La noche caía espesa sobre la ciudad, y la luna llena se alzaba con descaro entre los edificios, como si supiera que algo prohibido estaba a punto de ocurrir. La invitación había llegado en un sobre negro, sin remitente, con solo una frase escrita a mano: “Fiesta de disfraces. Atrévete a ser tú detrás de una máscara.”
Me puse el traje de Gatúbela ajustado, de cuero negro brillante, con una cremallera que dejaba tanto a la imaginación como al deseo. La máscara delineaba mis ojos con un misterio felino, y al mirarme al espejo, ya no era solo yo. Era algo más: salvaje, libre, sin vergüenza.
Llegué al lugar indicado, una casona antigua, decorada con luces rojas tenues y cortinas que dejaban entrever cuerpos moviéndose al ritmo de una música tribal, profunda, casi hipnótica. Nadie hablaba demasiado, pero todos sabían por qué estaban ahí. Las máscaras eran las verdaderas protagonistas: venecianas, animales, fantasías oscuras, incluso algunas siniestras. Yo, con mis tacones altos y mi andar felino, me movía entre ellos como si ya conociera las reglas del juego.

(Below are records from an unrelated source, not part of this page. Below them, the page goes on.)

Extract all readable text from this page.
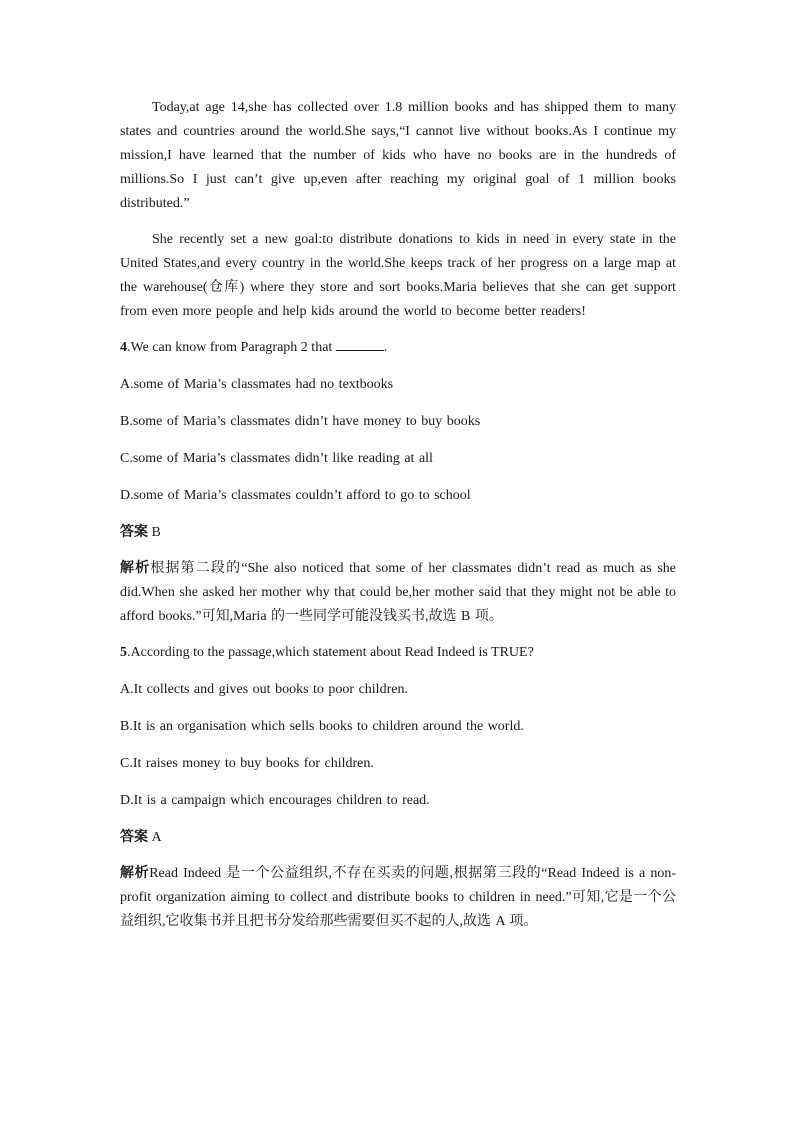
Today,at age 14,she has collected over 1.8 million books and has shipped them to many states and countries around the world.She says,“I cannot live without books.As I continue my mission,I have learned that the number of kids who have no books are in the hundreds of millions.So I just can’t give up,even after reaching my original goal of 1 million books distributed.”

She recently set a new goal:to distribute donations to kids in need in every state in the United States,and every country in the world.She keeps track of her progress on a large map at the warehouse(仓库) where they store and sort books.Maria believes that she can get support from even more people and help kids around the world to become better readers!

4.We can know from Paragraph 2 that	.

A.some of Maria’s classmates had no textbooks

B.some of Maria’s classmates didn’t have money to buy books

C.some of Maria’s classmates didn’t like reading at all

D.some of Maria’s classmates couldn’t afford to go to school

答案 B

解析根据第二段的“She also noticed that some of her classmates didn’t read as much as she did.When she asked her mother why that could be,her mother said that they might not be able to afford books.”可知,Maria 的一些同学可能没钱买书,故选 B 项。

5.According to the passage,which statement about Read Indeed is TRUE?

A.It collects and gives out books to poor children.

B.It is an organisation which sells books to children around the world.

C.It raises money to buy books for children.

D.It is a campaign which encourages children to read.

答案 A

解析Read Indeed 是一个公益组织,不存在买卖的问题,根据第三段的“Read Indeed is a non-profit organization aiming to collect and distribute books to children in need.”可知,它是一个公益组织,它收集书并且把书分发给那些需要但买不起的人,故选 A 项。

Todo comenzó con un brindis silencioso, copas alzadas y miradas cruzadas. Un anfitrión enmascarado dio la bienvenida sin palabras, solo con un gesto. Luego, como si una señal invisible se activara, las inhibiciones comenzaron a desvanecerse. Las caricias surgieron como chispas: primero tímidas, luego intensas, inevitables. Los besos cruzaban labios desconocidos, las manos exploraban, los cuerpos se acercaban como atraídos por una fuerza común.
Yo observaba al principio, respirando lento, sintiendo cómo la energía de la sala me envolvía. Alguien me tomó de la cintura, un Batman musculoso, elegante. Me susurró algo que no escuché, pero no importó. Su mano encontró la cremallera en mi traje. No me resistí.
A mi alrededor, la fiesta se había transformado en algo ancestral. No era solo deseo; era una danza colectiva. Máscaras enredadas, cuerpos en sincronía, suspiros al unísono. Una coreografía erótica que mezclaba placer, anonimato y entrega total.
Mi traje fue desapareciendo en manos de extraños y conocidas pieles. Me sentí observada, deseada, liberada. Gatúbela no pedía permiso, se dejaba llevar. A veces sobre un sofá, otras sobre alfombras suaves, a veces de pie contra una pared, como una sombra viva. Nunca supe quién me tocó más allá de la máscara, pero cada roce me contaba una historia distinta.
Lo mágico fue que nadie preguntó nombres. No había lugar para el juicio, solo para el presente. Y en ese presente, fui el centro, el motor y la chispa de la noche. Me movía como una gata en celo, segura, intensa, con el control disfrazado de entrega.
Cuando todo terminó, con cuerpos rendidos y sonrisas cómplices bajo las máscaras ahora torcidas, alguien me ofreció una copa más. Brindamos sin palabras. Gatúbela había triunfado, y yo también. No solo fue una orgía: fue una experiencia donde el deseo encontró su espacio sin miedo, sin culpa.
Y al volver a casa, aún con la máscara puesta, me miré al espejo otra vez. Sonreí.
Detrás de esa mirada felina, por fin, estaba yo.